1. Amplify women’s voices: There are smart, thoughtful, experienced, amazing women already thinking and writing about these issues. They are all over the internet. They are not hard to find. Read them, learn from them and most importantly, amplify them. Talk about their work with your friends and colleagues. Tweet links to their articles, post them on Facebook. Normalize the issues these women bring to the fore as issues for everyone to consider. Take equality out of the “special interest” cubby and mainstream it, baby.

2. Recognize sexism and misogyny and call it out: It is everywhere. This could be a full-time job, and for some of us, it is. Keep marketers and the media accountable for the language they choose, the images they show, the messages they relate. See it, say it. Don’t leave it to women to be alone in pointing it out. When we do, we are often met with: Can’t you take a joke? Imagine how tiresome that gets. And I’ll say here that speaking of jokes, you should also call out sexist portrayals of men as buffoons who can’t do anything right. That’s not helping any of us either.

3. Rock the vote: Politicians do, eventually, what they think we want them to do. Would they pay attention to a sudden and sustained increase in correspondence from men about violence against women and sexual violence? Would they heed calls for the need for more restorative justice approaches, and support for survivors? Would they make room in an election campaign for a conversation about these issues? There’s only one way to find out.

4. Put your money where your mouth is: There are amazing organizations working for equality, caring for survivors of sexual violence, providing educational services around consent, abuse and more. They are chronically underfunded, and often on the brink of extinction. You could make a donation of money, or time, or both.

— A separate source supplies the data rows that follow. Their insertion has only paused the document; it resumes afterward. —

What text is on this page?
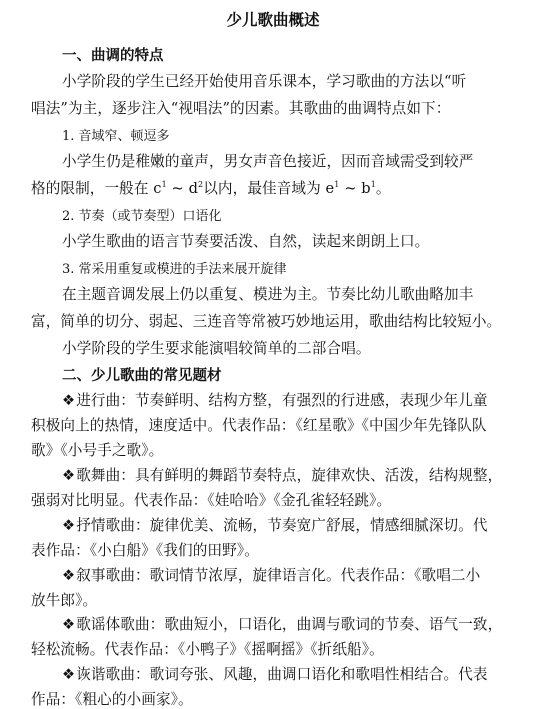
少儿歌曲概述
一、曲调的特点
小学阶段的学生已经开始使用音乐课本，学习歌曲的方法以“听
唱法”为主，逐步注入“视唱法”的因素。其歌曲的曲调特点如下：
1. 音域窄、顿逗多
小学生仍是稚嫩的童声，男女声音色接近，因而音域需受到较严
格的限制，一般在 $c^1$ ~ $d^2$以内，最佳音域为 $e^1$ ~ $b^1$。
2. 节奏（或节奏型）口语化
小学生歌曲的语言节奏要活泼、自然，读起来朗朗上口。
3. 常采用重复或模进的手法来展开旋律
在主题音调发展上仍以重复、模进为主。节奏比幼儿歌曲略加丰
富，简单的切分、弱起、三连音等常被巧妙地运用，歌曲结构比较短小。
小学阶段的学生要求能演唱较简单的二部合唱。
二、少儿歌曲的常见题材
❖进行曲：节奏鲜明、结构方整，有强烈的行进感，表现少年儿童
积极向上的热情，速度适中。代表作品：《红星歌》《中国少年先锋队队
歌》《小号手之歌》。
❖歌舞曲：具有鲜明的舞蹈节奏特点，旋律欢快、活泼，结构规整，
强弱对比明显。代表作品：《娃哈哈》《金孔雀轻轻跳》。
❖抒情歌曲：旋律优美、流畅，节奏宽广舒展，情感细腻深切。代
表作品：《小白船》《我们的田野》。
❖叙事歌曲：歌词情节浓厚，旋律语言化。代表作品：《歌唱二小
放牛郎》。
❖歌谣体歌曲：歌曲短小，口语化，曲调与歌词的节奏、语气一致，
轻松流畅。代表作品：《小鸭子》《摇啊摇》《折纸船》。
❖诙谐歌曲：歌词夸张、风趣，曲调口语化和歌唱性相结合。代表
作品：《粗心的小画家》。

5. Keep listening: Have conversations about all this, but make sure you’re listening at least as much as you’re talking. If there are questions you want to ask, like: Why wouldn’t you report a sexual assault to the police, you should maybe google that first. You will find hundreds (thousands?) of essays explaining some of the reasons. Don’t stand in the doorway, don’t block up the hall with questions you could find the answers to yourself. Come to the hill ready to roll the boulder with us, and we will be glad to see you.